The actual legal question boils down to whether or not an AI generated book comprising original text, but which was constructed from data derived from an earlier book, contains a “substantial” part of that earlier book
What is very clear though is that copyright does not protect the ideas vested in a text, or something like an authorship style. In this sense copyright is not about copying, rather it is about making a copy, which is an important distinction. There has to be an actual part of the original work in the copy for there to be infringement.
So, with an AI-generated text the question of infringement would therefore come down to whether or not it had actually made a copy of the whole or a substantial part of an original work. There are two basic ways it might do this that existing copyright law anticipates.
The first, if provable, would be a silver bullet, and it is the fact that if an electronic copy of a work is recorded anywhere then there is infringement. If an AI had to make and store a digital copy of an original work in order to rely on it to generate text then there’s infringement right there. Whether this actually happens, or more importantly can be proved, is much harder to answer.
The second way an AI might use a substantial part of an original work is if blocks of text were reproduced wholesale, and that would depend on just how the AI was programmed to behave.
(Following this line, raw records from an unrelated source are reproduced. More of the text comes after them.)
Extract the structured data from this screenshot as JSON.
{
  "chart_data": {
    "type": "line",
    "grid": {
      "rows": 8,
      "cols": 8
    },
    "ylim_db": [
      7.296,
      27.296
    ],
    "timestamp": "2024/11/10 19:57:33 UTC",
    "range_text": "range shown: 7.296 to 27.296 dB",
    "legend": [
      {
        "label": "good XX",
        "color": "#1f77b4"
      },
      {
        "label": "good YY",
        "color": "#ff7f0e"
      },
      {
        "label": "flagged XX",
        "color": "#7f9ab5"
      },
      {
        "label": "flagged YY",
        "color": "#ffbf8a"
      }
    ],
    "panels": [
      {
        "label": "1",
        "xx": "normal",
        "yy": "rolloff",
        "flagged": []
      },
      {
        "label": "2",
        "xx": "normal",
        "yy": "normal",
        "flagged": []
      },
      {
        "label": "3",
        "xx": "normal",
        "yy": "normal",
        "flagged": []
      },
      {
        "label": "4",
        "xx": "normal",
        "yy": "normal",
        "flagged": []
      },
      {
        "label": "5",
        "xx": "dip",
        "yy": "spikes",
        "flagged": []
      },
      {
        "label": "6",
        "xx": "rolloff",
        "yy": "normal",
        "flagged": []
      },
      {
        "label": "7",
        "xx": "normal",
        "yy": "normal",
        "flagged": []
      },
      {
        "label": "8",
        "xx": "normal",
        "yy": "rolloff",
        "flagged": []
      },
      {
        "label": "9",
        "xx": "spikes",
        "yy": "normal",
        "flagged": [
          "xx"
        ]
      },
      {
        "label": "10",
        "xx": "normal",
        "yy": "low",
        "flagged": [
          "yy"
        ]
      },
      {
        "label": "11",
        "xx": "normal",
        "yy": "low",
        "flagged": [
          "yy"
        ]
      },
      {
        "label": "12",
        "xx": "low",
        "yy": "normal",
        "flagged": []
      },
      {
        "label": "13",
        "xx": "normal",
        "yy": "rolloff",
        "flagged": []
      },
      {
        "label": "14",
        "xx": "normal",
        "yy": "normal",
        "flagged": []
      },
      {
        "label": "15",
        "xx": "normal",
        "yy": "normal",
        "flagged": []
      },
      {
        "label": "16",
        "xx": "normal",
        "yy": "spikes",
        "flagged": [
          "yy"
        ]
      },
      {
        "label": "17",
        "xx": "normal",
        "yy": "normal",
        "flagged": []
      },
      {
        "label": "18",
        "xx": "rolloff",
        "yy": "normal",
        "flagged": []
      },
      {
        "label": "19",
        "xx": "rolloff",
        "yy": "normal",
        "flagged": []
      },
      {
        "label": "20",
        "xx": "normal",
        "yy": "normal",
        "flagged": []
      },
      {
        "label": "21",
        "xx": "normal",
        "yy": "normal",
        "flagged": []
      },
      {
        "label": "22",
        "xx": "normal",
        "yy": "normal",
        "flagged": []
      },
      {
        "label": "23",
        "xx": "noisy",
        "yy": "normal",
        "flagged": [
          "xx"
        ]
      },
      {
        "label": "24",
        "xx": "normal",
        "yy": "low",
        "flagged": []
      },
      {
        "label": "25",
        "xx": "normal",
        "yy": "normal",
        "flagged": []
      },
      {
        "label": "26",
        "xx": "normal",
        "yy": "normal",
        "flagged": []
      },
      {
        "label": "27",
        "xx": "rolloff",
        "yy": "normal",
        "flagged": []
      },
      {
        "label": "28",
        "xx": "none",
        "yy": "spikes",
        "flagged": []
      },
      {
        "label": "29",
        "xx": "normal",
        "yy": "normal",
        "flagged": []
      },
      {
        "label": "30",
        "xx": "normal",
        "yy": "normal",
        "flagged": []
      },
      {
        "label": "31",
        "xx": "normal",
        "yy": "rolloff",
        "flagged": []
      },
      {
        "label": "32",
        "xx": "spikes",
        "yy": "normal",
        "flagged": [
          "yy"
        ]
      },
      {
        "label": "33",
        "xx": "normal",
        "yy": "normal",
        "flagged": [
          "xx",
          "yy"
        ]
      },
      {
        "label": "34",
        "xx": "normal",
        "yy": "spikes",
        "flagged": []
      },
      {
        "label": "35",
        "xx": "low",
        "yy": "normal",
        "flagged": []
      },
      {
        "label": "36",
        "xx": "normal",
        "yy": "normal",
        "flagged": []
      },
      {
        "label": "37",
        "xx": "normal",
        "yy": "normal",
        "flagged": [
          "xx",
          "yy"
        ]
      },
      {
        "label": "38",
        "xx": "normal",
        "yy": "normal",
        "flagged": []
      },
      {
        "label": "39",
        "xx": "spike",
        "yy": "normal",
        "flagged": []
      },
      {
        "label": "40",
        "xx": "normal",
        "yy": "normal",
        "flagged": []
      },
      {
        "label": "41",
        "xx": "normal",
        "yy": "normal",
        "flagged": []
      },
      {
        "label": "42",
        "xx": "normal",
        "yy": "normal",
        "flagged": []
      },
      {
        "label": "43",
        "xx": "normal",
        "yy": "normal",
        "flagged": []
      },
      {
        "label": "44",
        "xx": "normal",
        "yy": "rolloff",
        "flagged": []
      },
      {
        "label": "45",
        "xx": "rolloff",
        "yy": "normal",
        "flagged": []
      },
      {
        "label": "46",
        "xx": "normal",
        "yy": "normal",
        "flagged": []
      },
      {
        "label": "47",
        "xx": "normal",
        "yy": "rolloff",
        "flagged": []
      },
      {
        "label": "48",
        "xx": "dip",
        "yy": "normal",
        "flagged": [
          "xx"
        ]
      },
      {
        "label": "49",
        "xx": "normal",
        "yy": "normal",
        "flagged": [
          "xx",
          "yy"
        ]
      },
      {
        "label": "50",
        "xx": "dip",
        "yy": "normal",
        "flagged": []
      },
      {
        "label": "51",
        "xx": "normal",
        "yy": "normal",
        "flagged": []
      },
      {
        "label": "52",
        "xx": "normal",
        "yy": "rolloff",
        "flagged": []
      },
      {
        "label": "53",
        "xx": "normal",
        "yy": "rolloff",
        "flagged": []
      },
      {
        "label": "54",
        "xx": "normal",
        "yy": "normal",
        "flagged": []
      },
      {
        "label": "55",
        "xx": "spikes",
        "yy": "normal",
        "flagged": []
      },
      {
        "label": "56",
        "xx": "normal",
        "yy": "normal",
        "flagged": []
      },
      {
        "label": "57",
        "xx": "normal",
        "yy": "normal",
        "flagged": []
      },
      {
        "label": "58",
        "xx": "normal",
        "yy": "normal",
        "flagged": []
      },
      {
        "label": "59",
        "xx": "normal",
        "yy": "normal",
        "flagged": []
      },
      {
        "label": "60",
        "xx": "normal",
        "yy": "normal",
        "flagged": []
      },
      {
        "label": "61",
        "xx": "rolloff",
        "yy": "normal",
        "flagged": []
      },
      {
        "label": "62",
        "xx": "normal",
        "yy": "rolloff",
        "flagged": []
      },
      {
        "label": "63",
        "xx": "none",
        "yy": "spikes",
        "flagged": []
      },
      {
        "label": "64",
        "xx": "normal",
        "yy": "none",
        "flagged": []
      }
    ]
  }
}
We have seen AIs do something very similar with illustrations, where entire parts of earlier images have been copied and placed in a collage with others.
However, leaving aside these conventional infringement situations, the much larger question is whether any AI generated work should be considered copyright infringing due to the automated extent to which it must rely on earlier works.
Artificial intelligence is not capable of genuine originality in the human sense, and relies instead on processing existing texts to generate something similar. An AI could potentially produce an original book in the distinctive style of a known author, but it would do so by slavishly relying on all kinds of data vested in their existing works. Textual patterns, sentence construction, common words and expressions, and even narrative structures are recognised by the AI and then reproduced. Likewise, an AI could produce a non-fiction book on any given subject, once again drawing the content from published texts.
So the actual legal question boils down to whether or not an AI-generated book comprising original text, but which was constructed from data derived from an earlier book, contains a “substantial” part of that earlier book. On the basis of the current interpretation of copyright law the answer would be no, simply because the exact sequence of words was different. However, the emergence of the first AI authors have made that seem like an outdated approach.
If the AI-generated book could never exist without the original text, perhaps copyright law should be contorted so the answer becomes yes. It comes down to appreciating that there is value in the data intrinsically embedded in an earlier text, which prior to AI was never even considered.
For now we’ll have to wait until a major AI copyright case reaches trial, and a judge seizes the opportunity to clarify the situation. Until then the publishing industry has to protect itself as best it can, by recognising AI learning as a new stand-alone use of a copyright work, so it can be defined and apportioned in publishing contracts. It would also take a very brave publisher to be the first to actually publish a provocative AI-generated book which might illicit an angry legal response. It will happen, and probably very soon, and my advice to any publisher would be to let someone else stick their neck out first.